A voz estridente anunciava a última chamada para meu embarque quando deparei com o desconto na compra do livro sobre o juiz Sérgio Moro e estanquei imobilizado diante da oferta, naquela espécie de vertigem que acontece quando algo está prestes a se revelar para nós e vem emergindo com força das profundezas de nosso inconsciente. 

Parecia vir à tona uma onda de humor diante do óbvio ridículo da pechincha estampada sobre o nome do bastião valoroso e justiceiro implacável do moralismo atual (ou deveria dizer morolismo?), mas a graça perdeu parte de sua força antes de alcançar a superfície. 

É muito mais do que um fracasso de vendas, é a desgraça de um grande projeto! - Gritou de sua mesa o editor, exasperado entre faturas e planilhas porque a edição do livro que arrebentaria todos os recordes de vendas encalhara em todo o país, inclusive na capital paulistana. 

O gerente de promoções, encolhido num canto da sala debaixo de sua culpa tentava se justificar: todos os sinais indicavam que seria o maior sucesso uma obra laudatória ao grande paladino da justiça (ou deveria dizer do justiçamento?), cujas batalhas ajudaram a derrubar a presidente que assumira publicamente ser presidenta. 

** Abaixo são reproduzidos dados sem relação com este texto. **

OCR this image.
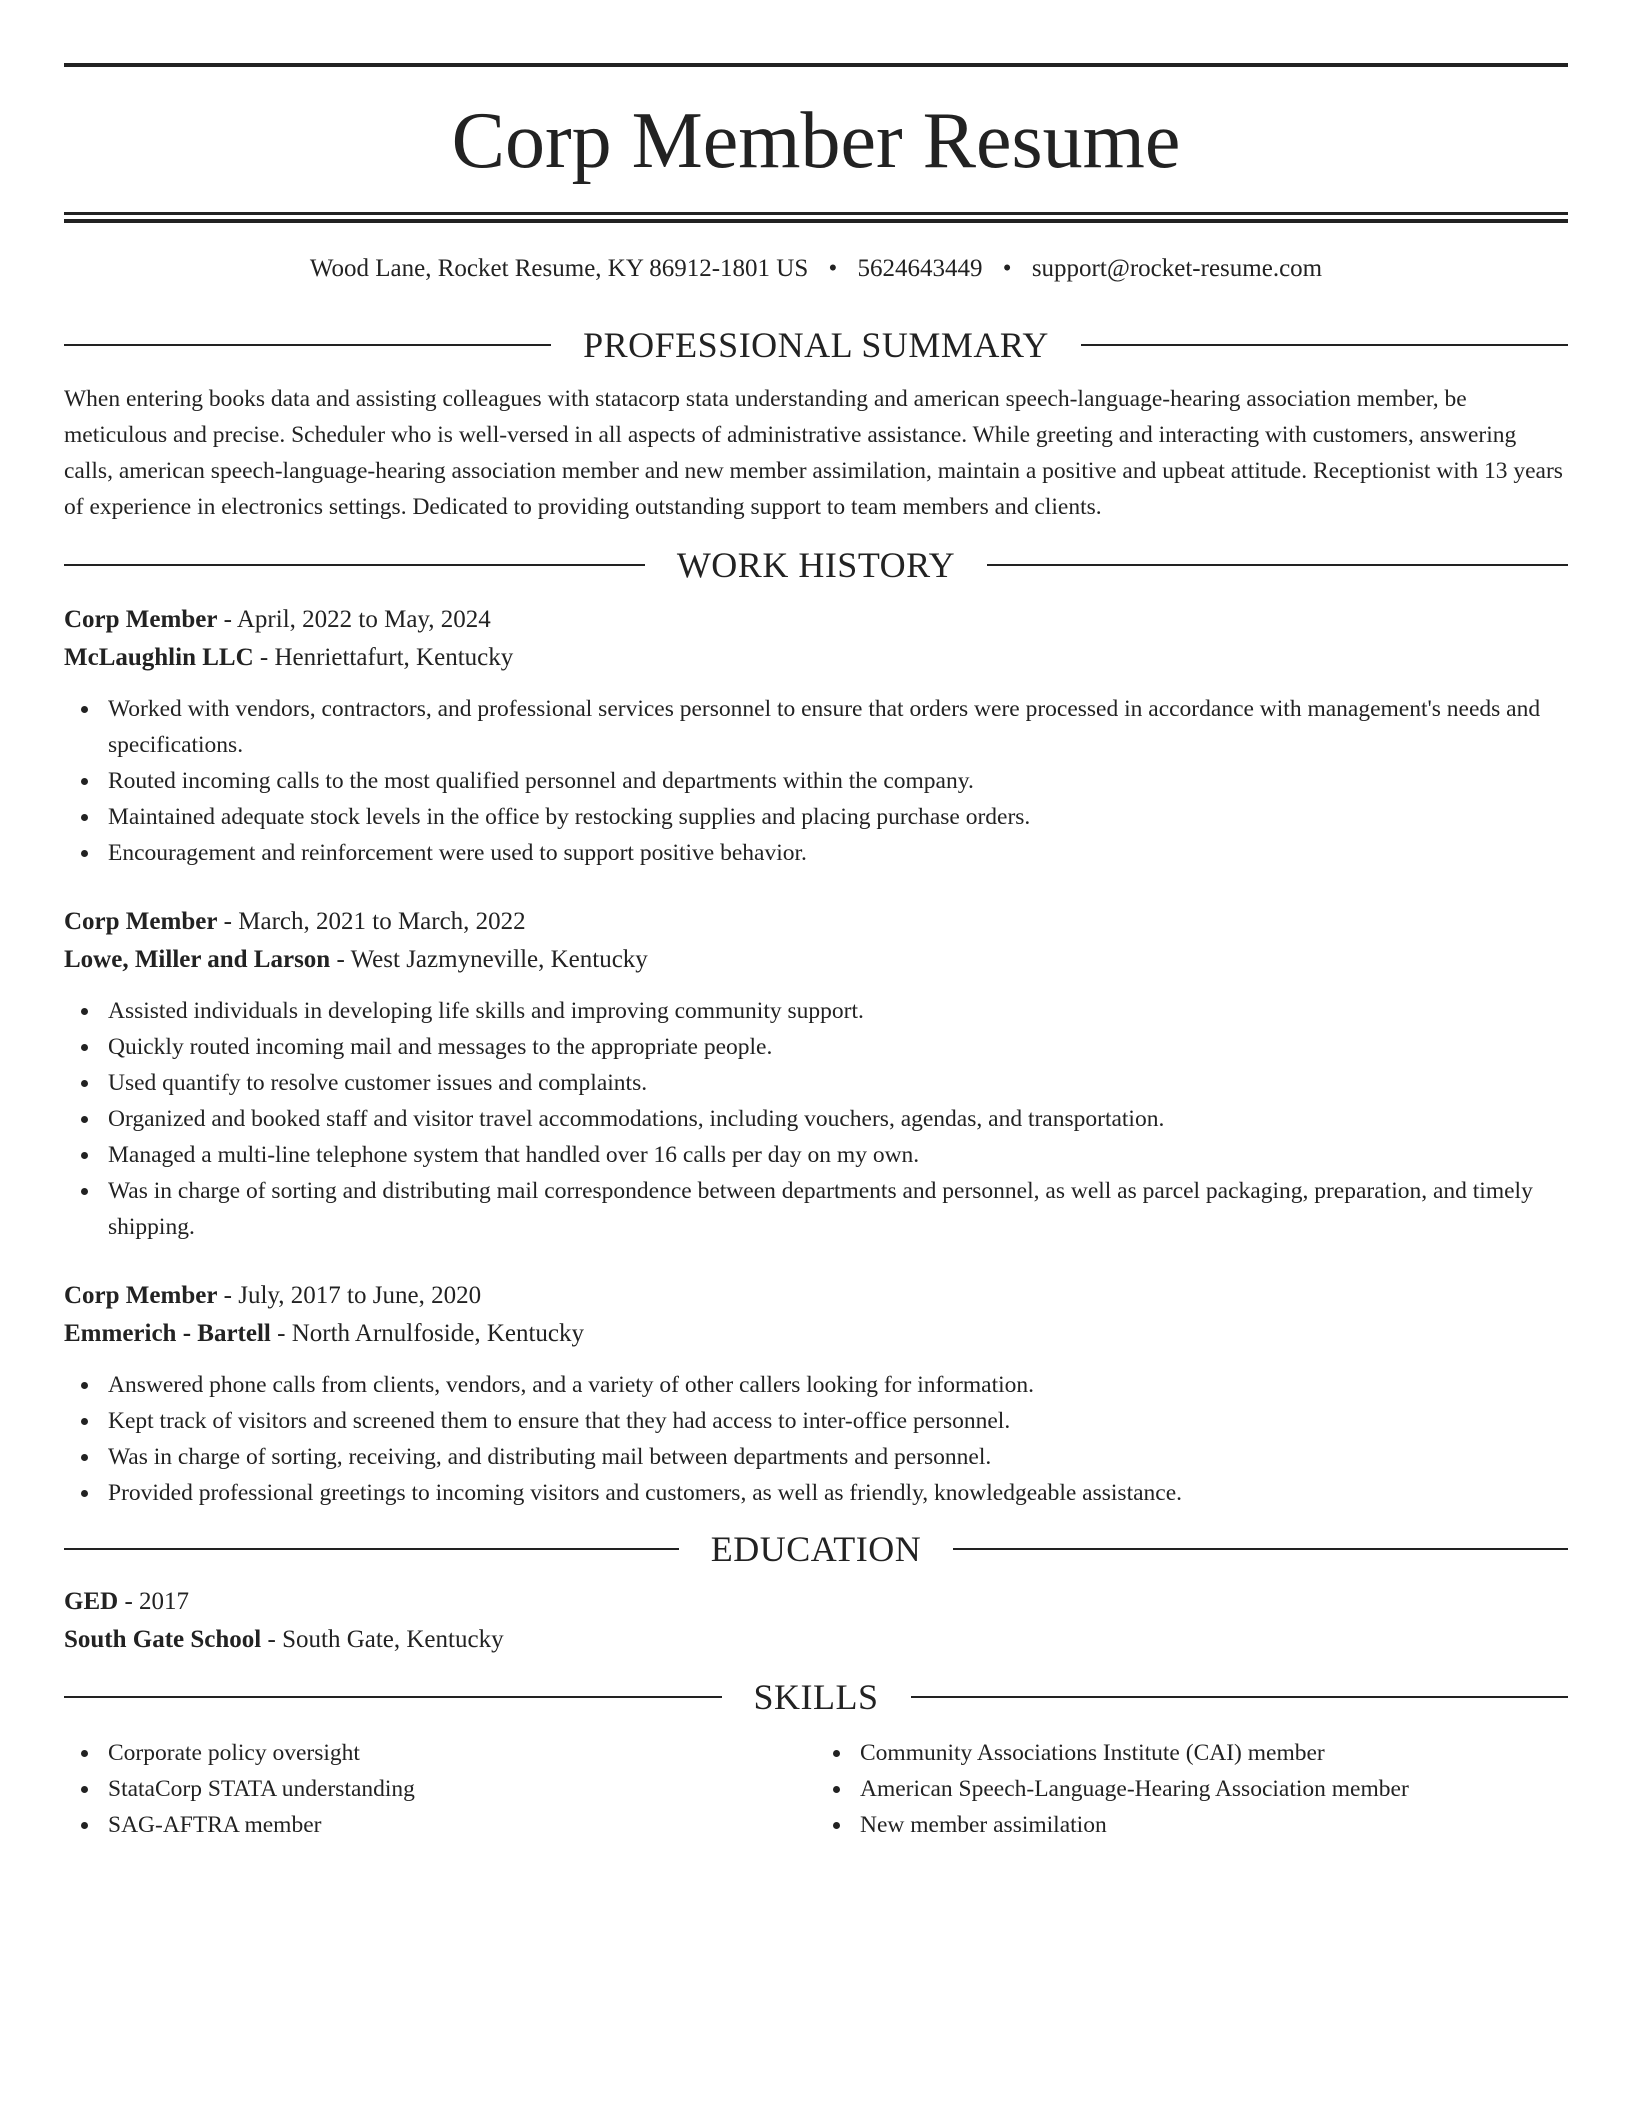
Corp Member Resume
Wood Lane, Rocket Resume, KY 86912-1801 US • 5624643449 • support@rocket-resume.com
PROFESSIONAL SUMMARY

When entering books data and assisting colleagues with statacorp stata understanding and american speech-language-hearing association member, be meticulous and precise. Scheduler who is well-versed in all aspects of administrative assistance. While greeting and interacting with customers, answering calls, american speech-language-hearing association member and new member assimilation, maintain a positive and upbeat attitude. Receptionist with 13 years of experience in electronics settings. Dedicated to providing outstanding support to team members and clients.

WORK HISTORY

Corp Member - April, 2022 to May, 2024

McLaughlin LLC - Henriettafurt, Kentucky

Worked with vendors, contractors, and professional services personnel to ensure that orders were processed in accordance with management's needs and specifications.
Routed incoming calls to the most qualified personnel and departments within the company.
Maintained adequate stock levels in the office by restocking supplies and placing purchase orders.
Encouragement and reinforcement were used to support positive behavior.

Corp Member - March, 2021 to March, 2022

Lowe, Miller and Larson - West Jazmyneville, Kentucky

Assisted individuals in developing life skills and improving community support.
Quickly routed incoming mail and messages to the appropriate people.
Used quantify to resolve customer issues and complaints.
Organized and booked staff and visitor travel accommodations, including vouchers, agendas, and transportation.
Managed a multi-line telephone system that handled over 16 calls per day on my own.
Was in charge of sorting and distributing mail correspondence between departments and personnel, as well as parcel packaging, preparation, and timely shipping.

Corp Member - July, 2017 to June, 2020

Emmerich - Bartell - North Arnulfoside, Kentucky

Answered phone calls from clients, vendors, and a variety of other callers looking for information.
Kept track of visitors and screened them to ensure that they had access to inter-office personnel.
Was in charge of sorting, receiving, and distributing mail between departments and personnel.
Provided professional greetings to incoming visitors and customers, as well as friendly, knowledgeable assistance.
EDUCATION

GED - 2017

South Gate School - South Gate, Kentucky

SKILLS
Corporate policy oversight
StataCorp STATA understanding
SAG-AFTRA member
Community Associations Institute (CAI) member
American Speech-Language-Hearing Association member
New member assimilation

É que tudo parecia se encaixar bem, continuou o gerente de vendas, porque a operação lava-jato, como o nome indicava, seria algo rápido, zás-trás e eficiente, derrubaria um dos partidos políticos que usavam a Petrobrás para se manter no poder, então a oposição assumiria, o juiz viraria herói e pau! - O livro venderia horrores. 

E por que sua estratégia deu errada? – gritou o editor, mais vermelho ainda em suas origens anglo-saxônicas da baixa Bavária, deixando propositalmente respingar saliva sobre a cara do pobre gerente de marketing que abriu tremulamente um painel mostrando a todos que algo saíra fora de controle, não era culpa dele, o fato era que a operação de investigação da corrupção na estatal deveria ter ficado restrita a um determinado grupo de políticos, mas a ambição dos jovens investigadores sob o comando do juiz de família de origem toscana (ou deveria dizer tucana?) extravasara os limites da opereta e atingiu a própria orquestra, atrapalhando as provas para sobrar apenas convicção. 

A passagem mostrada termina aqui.